Más lágrimas vinieron entonces, y ella presionó sus palmas contra sus ojos, con los hombros temblando.
—Esto es una locura —sollozó—.
Estás loco.
—¿Por ti?
Absolutamente.
—Suavemente aparté sus manos de su rostro, levantando su barbilla—.
Mírame, Serafina.
Sus ojos llorosos encontraron los míos, llenos de confusión, asombro y algo más—algo que me dio esperanza.
—Me hice este tatuaje porque quería mostrarte algo que las palabras no podían expresar.
Que estás incrustada en mí.
Que sin importar lo que pase—peleas, dudas, miedos—eres una parte de mí que nunca podrá ser removida.
Ella negó ligeramente con la cabeza.
—¿Qué hay de Isolde?
¿El compromiso?
¿Mis padres?
¿La manada?
—Nada de eso importa —dije firmemente—.
Me encargaré de todo.
Por ti.
Por nosotros.
Sus dedos volvieron a mi piel, trazando el lobo nuevamente, encontrando la sutil curva de su propio rostro dentro del diseño.
El toque envió electricidad a través de mi cuerpo.
—Es hermoso —admitió en voz baja—.
Aterrador, pero hermoso.
Atrapé su mano, llevándola a mis labios.
—Como nosotros.
Algo se quebró en su expresión entonces —un muro desmoronándose, una rendición.
Se inclinó hacia adelante, presionando su frente contra mi pecho desnudo.
La rodeé con mis brazos, manteniéndola cerca.
—Tengo miedo —confesó contra mi piel—.
Miedo de lo que siento por ti.
Miedo de lo que significa.
—No lo tengas —murmuré en su cabello—.
Soy lo suficientemente fuerte para ambos.
Ella inclinó la cabeza hacia atrás, mirándome con esos ojos verdes que perseguían mis sueños.
—¿Qué sucede ahora?
En lugar de responder, bajé mi cabeza y capturé sus labios con los míos.
Ella se derritió en mí, sus brazos deslizándose alrededor de mi cuello mientras devolvía el beso con igual fervor.
Podía saborear la sal de sus lágrimas, la dulzura de su rendición.

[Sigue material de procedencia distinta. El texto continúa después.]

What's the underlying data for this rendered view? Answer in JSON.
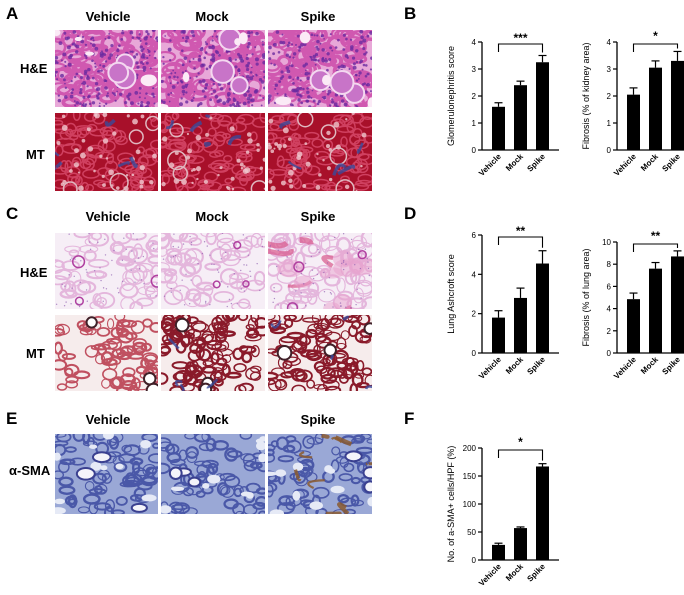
{
  "panels": {
    "A": {
      "letter": "A",
      "columns": [
        "Vehicle",
        "Mock",
        "Spike"
      ],
      "rows": [
        "H&E",
        "MT"
      ]
    },
    "B": {
      "letter": "B"
    },
    "C": {
      "letter": "C",
      "columns": [
        "Vehicle",
        "Mock",
        "Spike"
      ],
      "rows": [
        "H&E",
        "MT"
      ]
    },
    "D": {
      "letter": "D"
    },
    "E": {
      "letter": "E",
      "columns": [
        "Vehicle",
        "Mock",
        "Spike"
      ],
      "rows": [
        "α-SMA"
      ]
    },
    "F": {
      "letter": "F"
    }
  },
  "chart_data": [
    {
      "id": "b1",
      "type": "bar",
      "categories": [
        "Vehicle",
        "Mock",
        "Spike"
      ],
      "values": [
        1.6,
        2.4,
        3.25
      ],
      "errors": [
        0.15,
        0.15,
        0.25
      ],
      "ylabel": "Glomerulonephritis score",
      "ylim": [
        0,
        4
      ],
      "yticks": [
        "0",
        "1",
        "2",
        "3",
        "4"
      ],
      "significance": "***"
    },
    {
      "id": "b2",
      "type": "bar",
      "categories": [
        "Vehicle",
        "Mock",
        "Spike"
      ],
      "values": [
        2.05,
        3.05,
        3.3
      ],
      "errors": [
        0.25,
        0.25,
        0.35
      ],
      "ylabel": "Fibrosis (% of kidney area)",
      "ylim": [
        0,
        4
      ],
      "yticks": [
        "0",
        "1",
        "2",
        "3",
        "4"
      ],
      "significance": "*"
    },
    {
      "id": "d1",
      "type": "bar",
      "categories": [
        "Vehicle",
        "Mock",
        "Spike"
      ],
      "values": [
        1.8,
        2.8,
        4.55
      ],
      "errors": [
        0.35,
        0.5,
        0.65
      ],
      "ylabel": "Lung Ashcroft score",
      "ylim": [
        0,
        6
      ],
      "yticks": [
        "0",
        "2",
        "4",
        "6"
      ],
      "significance": "**"
    },
    {
      "id": "d2",
      "type": "bar",
      "categories": [
        "Vehicle",
        "Mock",
        "Spike"
      ],
      "values": [
        4.85,
        7.6,
        8.7
      ],
      "errors": [
        0.55,
        0.55,
        0.5
      ],
      "ylabel": "Fibrosis (% of lung area)",
      "ylim": [
        0,
        10
      ],
      "yticks": [
        "0",
        "2",
        "4",
        "6",
        "8",
        "10"
      ],
      "significance": "**"
    },
    {
      "id": "f1",
      "type": "bar",
      "categories": [
        "Vehicle",
        "Mock",
        "Spike"
      ],
      "values": [
        27,
        57,
        167
      ],
      "errors": [
        3,
        2,
        5
      ],
      "ylabel": "No. of a-SMA+ cells/HPF (%)",
      "ylim": [
        0,
        200
      ],
      "yticks": [
        "0",
        "50",
        "100",
        "150",
        "200"
      ],
      "significance": "*"
    }
  ],
  "micrographs": [
    {
      "id": "a11",
      "style": "he-kidney",
      "seed": 11
    },
    {
      "id": "a12",
      "style": "he-kidney",
      "seed": 12
    },
    {
      "id": "a13",
      "style": "he-kidney",
      "seed": 13
    },
    {
      "id": "a21",
      "style": "mt-kidney",
      "seed": 21
    },
    {
      "id": "a22",
      "style": "mt-kidney",
      "seed": 22
    },
    {
      "id": "a23",
      "style": "mt-kidney",
      "seed": 23
    },
    {
      "id": "c11",
      "style": "he-lung",
      "seed": 31
    },
    {
      "id": "c12",
      "style": "he-lung",
      "seed": 32
    },
    {
      "id": "c13",
      "style": "he-lung-spike",
      "seed": 33
    },
    {
      "id": "c21",
      "style": "mt-lung",
      "seed": 41
    },
    {
      "id": "c22",
      "style": "mt-lung-dense",
      "seed": 42
    },
    {
      "id": "c23",
      "style": "mt-lung-dense",
      "seed": 43
    },
    {
      "id": "e11",
      "style": "sma",
      "seed": 51
    },
    {
      "id": "e12",
      "style": "sma",
      "seed": 52
    },
    {
      "id": "e13",
      "style": "sma-spike",
      "seed": 53
    }
  ],
  "colors": {
    "bar": "#000000",
    "he_bg": "#e8a8d8",
    "he_tissue": "#d058b0",
    "he_nuclei": "#6a2aa0",
    "mt_bg": "#a8102a",
    "mt_blue": "#3a4a9a",
    "lung_he_bg": "#f6eef6",
    "lung_he_tissue": "#e4b6dc",
    "sma_bg": "#9aa8d6",
    "sma_brown": "#8a5a30"
  }
}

Cuando finalmente nos separamos, ambos respirando pesadamente, presioné mi frente contra la suya.
—Ahora dejamos de fingir.
Ahora enfrentamos lo que venga juntos.
—¿Y Isolde?
—preguntó, con voz pequeña.
—Eso siempre iba a terminar.
Lo sabes.
—Aparté un mechón de cabello de su rostro—.
Desde el momento en que volviste a entrar en mi vida, solo ibas a ser tú.
Nuevas lágrimas brotaron en sus ojos.
—No merezco esto.
No te merezco.
Las palabras me golpearon como un golpe físico.
Después de todo —después de todo lo que le había hecho, toda la manipulación, la posesividad, la oscuridad que había traído a su vida—, ¿ella pensaba que no me merecía?
Acuné su rostro ferozmente entre mis manos, mis ojos perforando los suyos.
—Mereces todo, Serafina.
Todo y más.
Y pasaré cada maldito día demostrándotelo si es necesario.